A scene from 'T2 Trainspotting,' the sequel to the 1996 original.
A scene from 'T2 Trainspotting,' the sequel to the 1996 original. Credit: Jaap Buitendijk/CTMG

Face to face, "Danny was so eloquent and visionary about how he wanted 'T2' to be as a film," Ms. Halliwell said. "The Edinburgh location is the iconic store there, and he explained how the boys were all grown up, have done well enough in life to make that the place they would hang out. I literally listened to him for ten minutes, but it was after two minutes that I thought, 'Yes, you can have it.'"

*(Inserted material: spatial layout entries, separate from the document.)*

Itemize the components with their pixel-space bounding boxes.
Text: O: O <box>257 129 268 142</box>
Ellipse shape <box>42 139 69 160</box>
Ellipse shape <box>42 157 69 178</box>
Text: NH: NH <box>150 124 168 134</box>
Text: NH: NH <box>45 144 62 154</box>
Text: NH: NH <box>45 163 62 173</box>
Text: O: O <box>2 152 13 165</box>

During the conversation, Ms. Halliwell mentioned how Harvey Nichols likes to "take the piss" out of itself in its marketing and sent him the "Shoplifters" ad "as a laugh." But then he wrote back asking to feature it in the film. "I was over the moon," she said.

Ms. Halliwell said that Mr. Boyle's team didn't need to pay for usage rights but did cover the operating cost of keeping the store open while shooting there. Adam & Eve/DDB Producer Louise Richardson said the only thing the agency supplied to Mr. Boyle was the spot itself, and according to the ad's production company, Blink, Mr. Boyle did not work with the ad's original directors the Layzell Bros on the new scenes. Ad Age was unable to reach the director's team for comment, but it seems they figured out a way to work the existing animated heads onto "new" bodies.

In the end, Harvey Nichols and the agency were suprised by how far the ad went in the film. "It's massive exposure for Harvey Nichols," said Ms. Halliwell.